Face au délitement de la culture, des mœurs et de la classe politique, nous devons vivre de manière irréprochable, avec une foi forte enracinée en Christ.

Regardez, en l’an 300, les évêques de l’époque n’ont pas baissé la garde :
ils ont même rappelé sévèrement leurs ouailles à l’ordre.

Et 12 ans plus tard… A peine 12 ans plus tard, c’est-à-dire même pas une génération, l’empereur Constantin gagna sa bataille décisive sur le pont de Milvius à Rome malgré que ses forces militaires soient inferieures.

En signe de reconnaissance, quelques mois plus tard, il reconnut la foi chrétienne comme légale dans tout l’empire romain.

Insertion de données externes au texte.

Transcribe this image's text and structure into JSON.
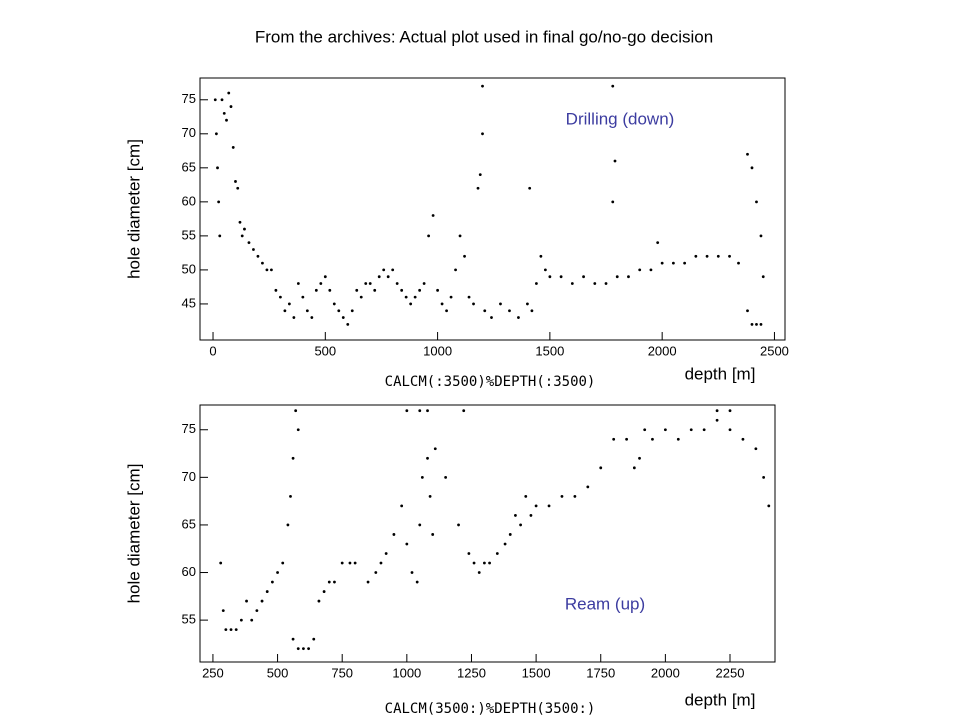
{
  "title": "From the archives: Actual plot used in final go/no-go decision",
  "chart_data": [
    {
      "type": "scatter",
      "xlabel": "depth [m]",
      "ylabel": "hole diameter [cm]",
      "expression": "CALCM(:3500)%DEPTH(:3500)",
      "annotation": "Drilling (down)",
      "annotation_color": "#3c3ca0",
      "color": "#000000",
      "xlim": [
        -58,
        2547
      ],
      "ylim": [
        39.7,
        78.2
      ],
      "xticks": [
        0,
        500,
        1000,
        1500,
        2000,
        2500
      ],
      "yticks": [
        45,
        50,
        55,
        60,
        65,
        70,
        75
      ],
      "x": [
        10,
        15,
        20,
        25,
        30,
        40,
        50,
        60,
        70,
        80,
        90,
        100,
        110,
        120,
        130,
        140,
        160,
        180,
        200,
        220,
        240,
        260,
        280,
        300,
        320,
        340,
        360,
        380,
        400,
        420,
        440,
        460,
        480,
        500,
        520,
        540,
        560,
        580,
        600,
        620,
        640,
        660,
        680,
        700,
        720,
        740,
        760,
        780,
        800,
        820,
        840,
        860,
        880,
        900,
        920,
        940,
        960,
        980,
        1000,
        1020,
        1040,
        1060,
        1080,
        1100,
        1120,
        1140,
        1160,
        1180,
        1190,
        1200,
        1210,
        1240,
        1280,
        1320,
        1360,
        1400,
        1420,
        1440,
        1460,
        1480,
        1500,
        1550,
        1600,
        1650,
        1700,
        1750,
        1780,
        1790,
        1800,
        1850,
        1900,
        1950,
        1980,
        2000,
        2050,
        2100,
        2150,
        2200,
        2250,
        2300,
        2340,
        2380,
        2400,
        2420,
        2440,
        2380,
        2400,
        2420,
        2440,
        2450,
        1410,
        1780,
        1200
      ],
      "values": [
        75,
        70,
        65,
        60,
        55,
        75,
        73,
        72,
        76,
        74,
        68,
        63,
        62,
        57,
        55,
        56,
        54,
        53,
        52,
        51,
        50,
        50,
        47,
        46,
        44,
        45,
        43,
        48,
        46,
        44,
        43,
        47,
        48,
        49,
        47,
        45,
        44,
        43,
        42,
        44,
        47,
        46,
        48,
        48,
        47,
        49,
        50,
        49,
        50,
        48,
        47,
        46,
        45,
        46,
        47,
        48,
        55,
        58,
        47,
        45,
        44,
        46,
        50,
        55,
        52,
        46,
        45,
        62,
        64,
        77,
        44,
        43,
        45,
        44,
        43,
        45,
        44,
        48,
        52,
        50,
        49,
        49,
        48,
        49,
        48,
        48,
        60,
        66,
        49,
        49,
        50,
        50,
        54,
        51,
        51,
        51,
        52,
        52,
        52,
        52,
        51,
        44,
        42,
        42,
        42,
        67,
        65,
        60,
        55,
        49,
        62,
        77,
        70
      ]
    },
    {
      "type": "scatter",
      "xlabel": "depth [m]",
      "ylabel": "hole diameter [cm]",
      "expression": "CALCM(3500:)%DEPTH(3500:)",
      "annotation": "Ream (up)",
      "annotation_color": "#3c3ca0",
      "color": "#000000",
      "xlim": [
        200,
        2424
      ],
      "ylim": [
        50.6,
        77.6
      ],
      "xticks": [
        250,
        500,
        750,
        1000,
        1250,
        1500,
        1750,
        2000,
        2250
      ],
      "yticks": [
        55,
        60,
        65,
        70,
        75
      ],
      "x": [
        280,
        290,
        300,
        320,
        340,
        360,
        380,
        400,
        420,
        440,
        460,
        480,
        500,
        520,
        540,
        550,
        560,
        570,
        580,
        560,
        580,
        600,
        620,
        640,
        660,
        680,
        700,
        720,
        750,
        780,
        800,
        850,
        880,
        900,
        920,
        950,
        980,
        1000,
        1020,
        1040,
        1050,
        1060,
        1080,
        1090,
        1100,
        1110,
        1150,
        1200,
        1220,
        1240,
        1260,
        1280,
        1300,
        1320,
        1350,
        1380,
        1400,
        1420,
        1440,
        1460,
        1480,
        1500,
        1550,
        1600,
        1650,
        1700,
        1750,
        1800,
        1850,
        1880,
        1900,
        1920,
        1950,
        2000,
        2050,
        2100,
        2150,
        2200,
        2250,
        2300,
        2350,
        2380,
        2400,
        1000,
        1050,
        1080,
        2200,
        2250
      ],
      "values": [
        61,
        56,
        54,
        54,
        54,
        55,
        57,
        55,
        56,
        57,
        58,
        59,
        60,
        61,
        65,
        68,
        72,
        77,
        75,
        53,
        52,
        52,
        52,
        53,
        57,
        58,
        59,
        59,
        61,
        61,
        61,
        59,
        60,
        61,
        62,
        64,
        67,
        63,
        60,
        59,
        65,
        70,
        72,
        68,
        64,
        73,
        70,
        65,
        77,
        62,
        61,
        60,
        61,
        61,
        62,
        63,
        64,
        66,
        65,
        68,
        66,
        67,
        67,
        68,
        68,
        69,
        71,
        74,
        74,
        71,
        72,
        75,
        74,
        75,
        74,
        75,
        75,
        76,
        75,
        74,
        73,
        70,
        67,
        77,
        77,
        77,
        77,
        77
      ]
    }
  ]
}
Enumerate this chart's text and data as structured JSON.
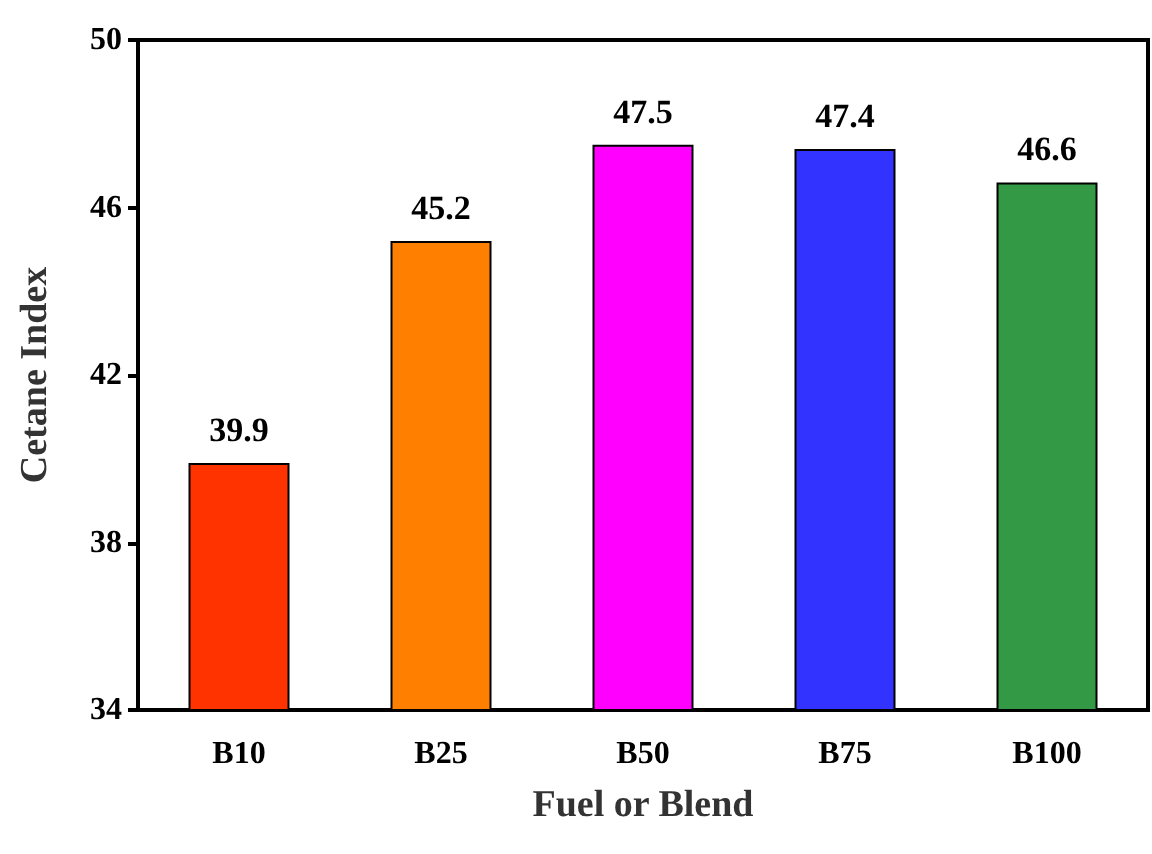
{
  "chart_data": {
    "type": "bar",
    "xlabel": "Fuel or Blend",
    "ylabel": "Cetane Index",
    "categories": [
      "B10",
      "B25",
      "B50",
      "B75",
      "B100"
    ],
    "values": [
      39.9,
      45.2,
      47.5,
      47.4,
      46.6
    ],
    "colors": [
      "#ff3300",
      "#ff8000",
      "#ff00ff",
      "#3333ff",
      "#339944"
    ],
    "ylim": [
      34,
      50
    ],
    "yticks": [
      34,
      38,
      42,
      46,
      50
    ],
    "grid": false,
    "data_labels": true
  }
}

Et, quelques années plus tard, il demanda pour lui-même le baptême.

Vous voyez ?

Et vous savez peut-être sur quel signe il a gagné son combat pour le trône ?

Juste avant de livrer la bataille décisive face à son adversaire Maxence, il a vu un grand signe dans le ciel qui lui est apparu sous la forme d’un chrisme, symbole formé de la conjonction des lettres grecques Chi et Rho (XP), soit les deux premières lettres du mot Christ. Constantin a vu les paroles suivantes : Εν Τουτω Νικα, ce qu’ontraduit en français : par ce signe, tu vaincras ![6]

Bien qu’encore païen à cette époque de sa vie, Constantin décida de faire apposer ce symbole sur les boucliers de tous ses soldats.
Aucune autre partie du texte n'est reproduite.